Stewart’s ability to teach was so impressive, the Singing Hills men’s club decided to help Stewart earn her professional teaching credentials. To acquire these required her to fly to Pinehurst, North Carolina, a golf mecca, to undergo a test.
“I was poor and raising four kids on my own,” she recalled. “The men’s club decided to pass the hat and collected $1,000 for me to go. I didn’t even have luggage. The men’s club did this on their own as a gift. They took care of me.”
The final step to becoming a certified LPGA teaching pro required Stewart to give a lesson in front of a panel of female professional instructors to someone who had never touched a club.
“They took a person off the street and I had to teach him. He turned out to have the perfect swing. So, it was hard to teach him because he was a natural. [Panel members] sat back and kind of grinned. I had to find something to help him. But I knew golf, so it was fine.”
After conducting a successful lesson, the panel awarded her a “Masters Card” that qualified her to be an LPGA teaching professional — for life.
Over her years at Singing Hills, Stewart was fortunate enough to see some famous up-and-coming golfers play the game.
She remembers seeing 8-year-old Tiger Woods play with his father.
“I was impressed that he was small and had a great golf swing.” Stewart also saw Phil Mickelson compete in a junior amateur tournament.
Stewart enjoyed a 27-year career in the sport before she decided to put away her clubs.
“I had put four kids through college and decided I wanted to retire,” she said.
Of course, that retirement did not last long. She became involved in philanthropic work at a local children’s hospital and opened up an antique shop in San Diego. That business experience would later help her when she moved to Port Orchard. In 2006, she took over the Olde Central Antique Mall, which she has operated ever since.
The only evidence in the antique store of her remarkable golf career is a wooden plaque that hangs near the front door.

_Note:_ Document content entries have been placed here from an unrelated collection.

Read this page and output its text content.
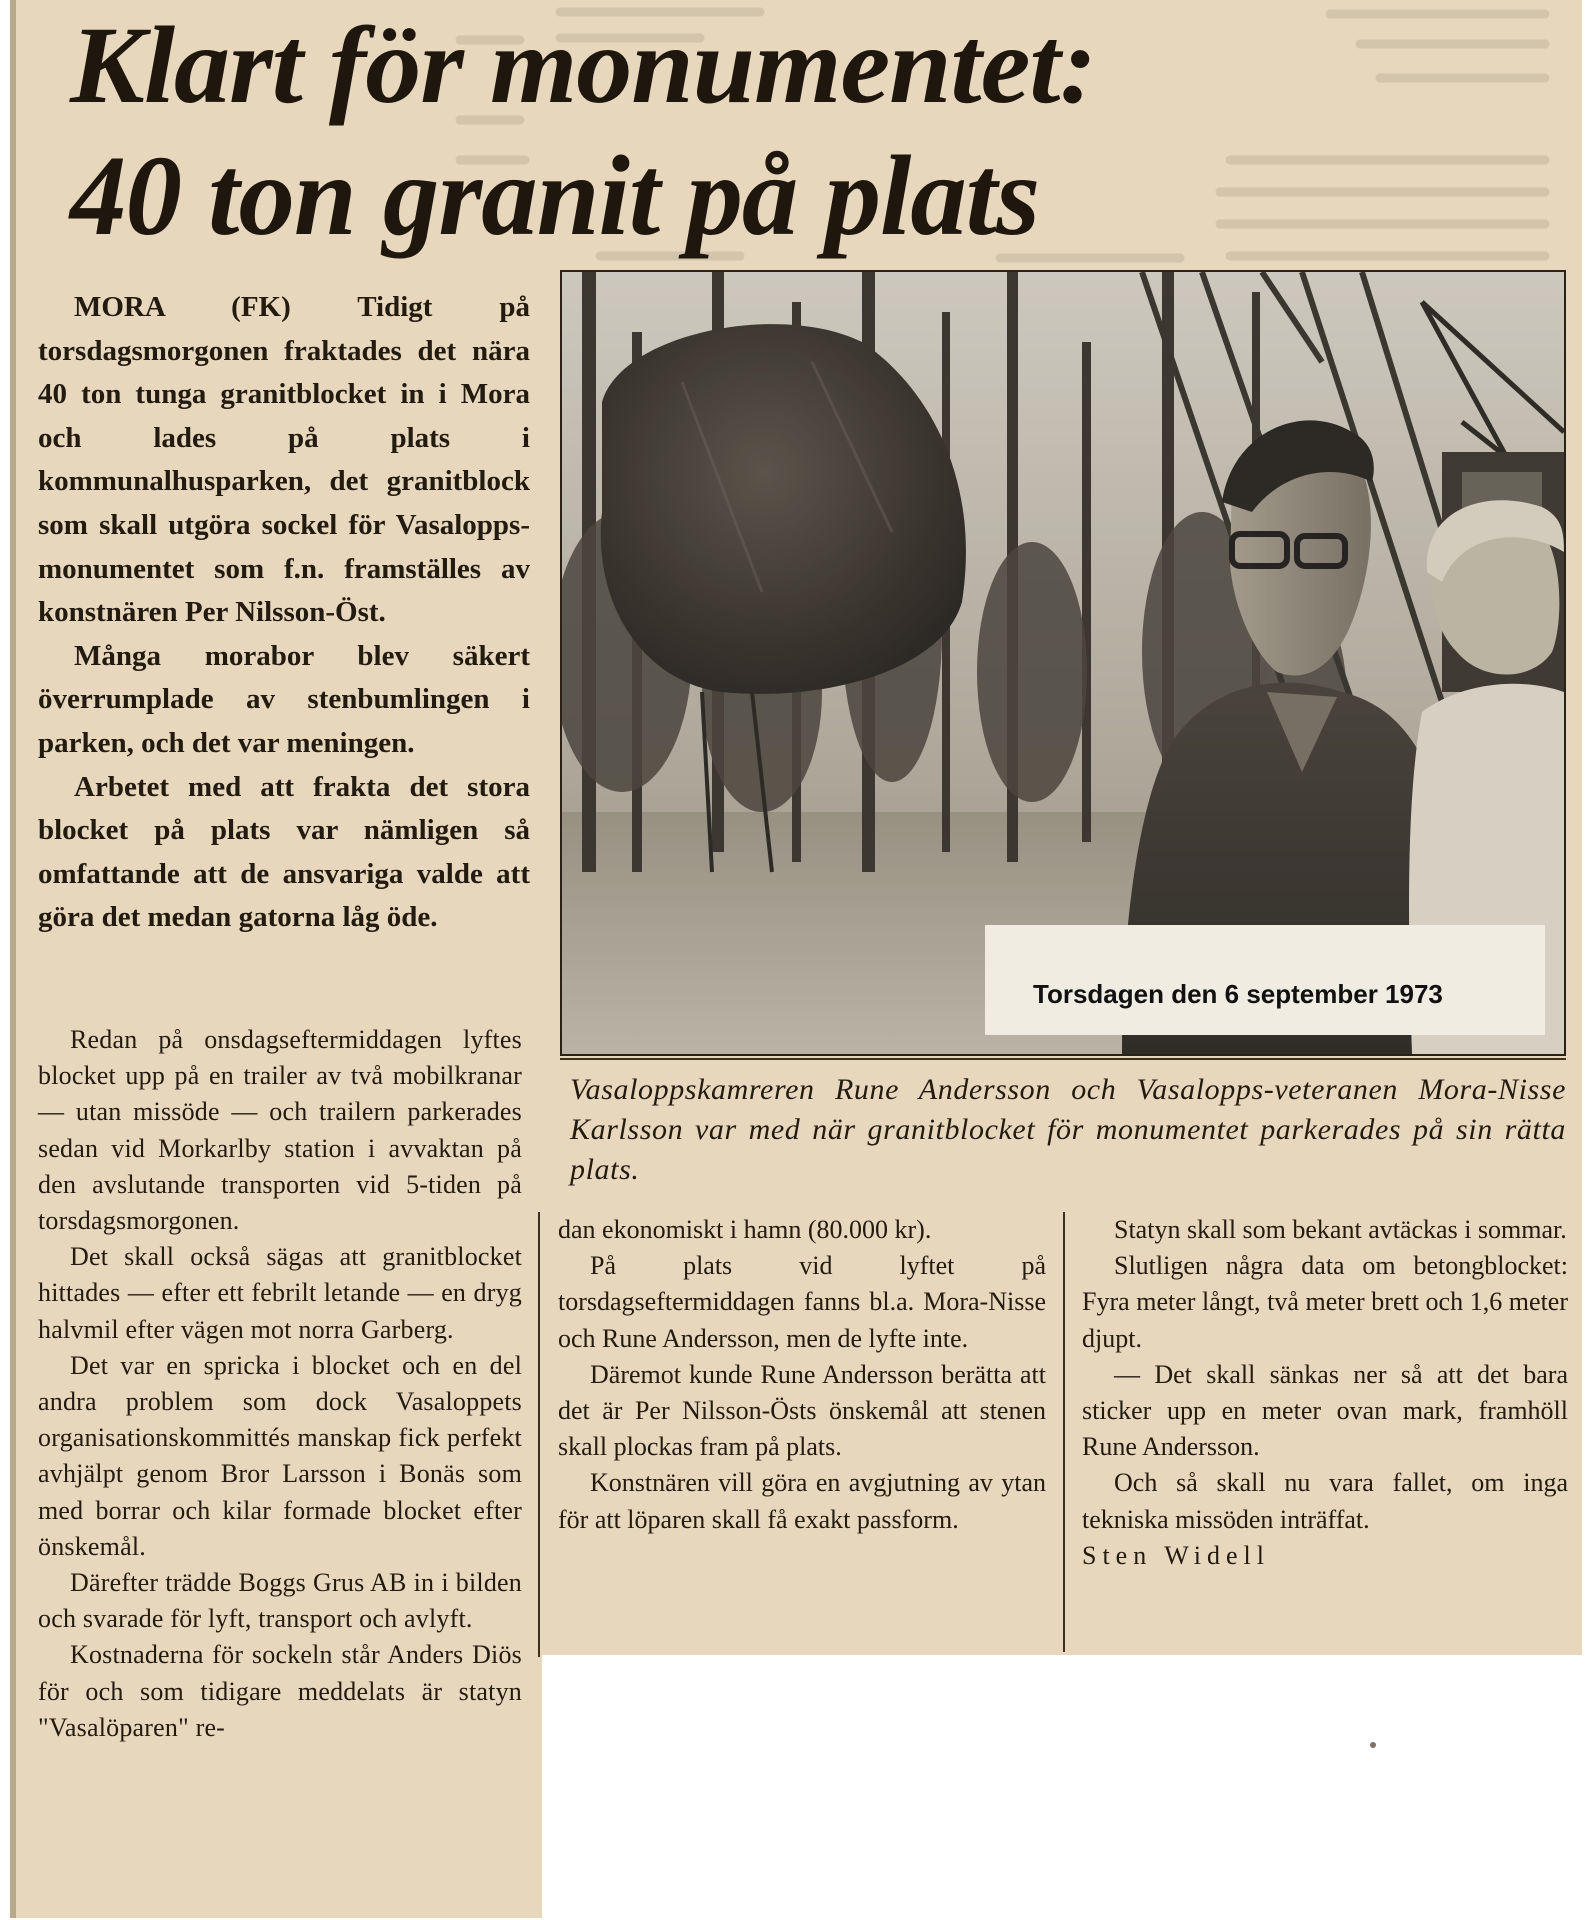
Klart för monumentet:
40 ton granit på plats

MORA (FK) Tidigt på torsdagsmorgonen fraktades det nära 40 ton tunga granitblocket in i Mora och lades på plats i kommunalhusparken, det granitblock som skall utgöra sockel för Vasalopps-monumentet som f.n. framställes av konstnären Per Nilsson-Öst.

Många morabor blev säkert överrumplade av stenbumlingen i parken, och det var meningen.

Arbetet med att frakta det stora blocket på plats var nämligen så omfattande att de ansvariga valde att göra det medan gatorna låg öde.

Redan på onsdagseftermiddagen lyftes blocket upp på en trailer av två mobilkranar — utan missöde — och trailern parkerades sedan vid Morkarlby station i avvaktan på den avslutande transporten vid 5-tiden på torsdagsmorgonen.

Det skall också sägas att granitblocket hittades — efter ett febrilt letande — en dryg halvmil efter vägen mot norra Garberg.

Det var en spricka i blocket och en del andra problem som dock Vasaloppets organisationskommittés manskap fick perfekt avhjälpt genom Bror Larsson i Bonäs som med borrar och kilar formade blocket efter önskemål.

Därefter trädde Boggs Grus AB in i bilden och svarade för lyft, transport och avlyft.

Kostnaderna för sockeln står Anders Diös för och som tidigare meddelats är statyn "Vasalöparen" re-

Torsdagen den 6 september 1973

Vasaloppskamreren Rune Andersson och Vasalopps-veteranen Mora-Nisse Karlsson var med när granitblocket för monumentet parkerades på sin rätta plats.

dan ekonomiskt i hamn (80.000 kr).

På plats vid lyftet på torsdagseftermiddagen fanns bl.a. Mora-Nisse och Rune Andersson, men de lyfte inte.

Däremot kunde Rune Andersson berätta att det är Per Nilsson-Östs önskemål att stenen skall plockas fram på plats.

Konstnären vill göra en avgjutning av ytan för att löparen skall få exakt passform.

Statyn skall som bekant avtäckas i sommar.

Slutligen några data om betongblocket: Fyra meter långt, två meter brett och 1,6 meter djupt.

— Det skall sänkas ner så att det bara sticker upp en meter ovan mark, framhöll Rune Andersson.

Och så skall nu vara fallet, om inga tekniska missöden inträffat.

Sten Widell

The plaque on display is a replica of the original one that was destroyed in a fire years ago. The Port Orchard Chamber of Commerce arranged to remake the award and presented it to her at a chamber gala.
While her irons and woods have long since been stored away, Stewart very much remains connected to the sport.
“I watch every tournament there is — men’s and women’s. I don’t miss a single one. I know every player,” she boasted.
Stewart is impressed at how far today’s professionals can hit the ball down the fairway.
“It’s pretty unreal. The equipment is state of the art. It makes sense that in 30 years it would improve.”
This Sunday afternoon when the final round of the Masters tournament is played, it is no surprise that Stewart will be glued to her television to see who wins the tournament and is awarded the traditional green jacket.
And who might need a little help with their backswing.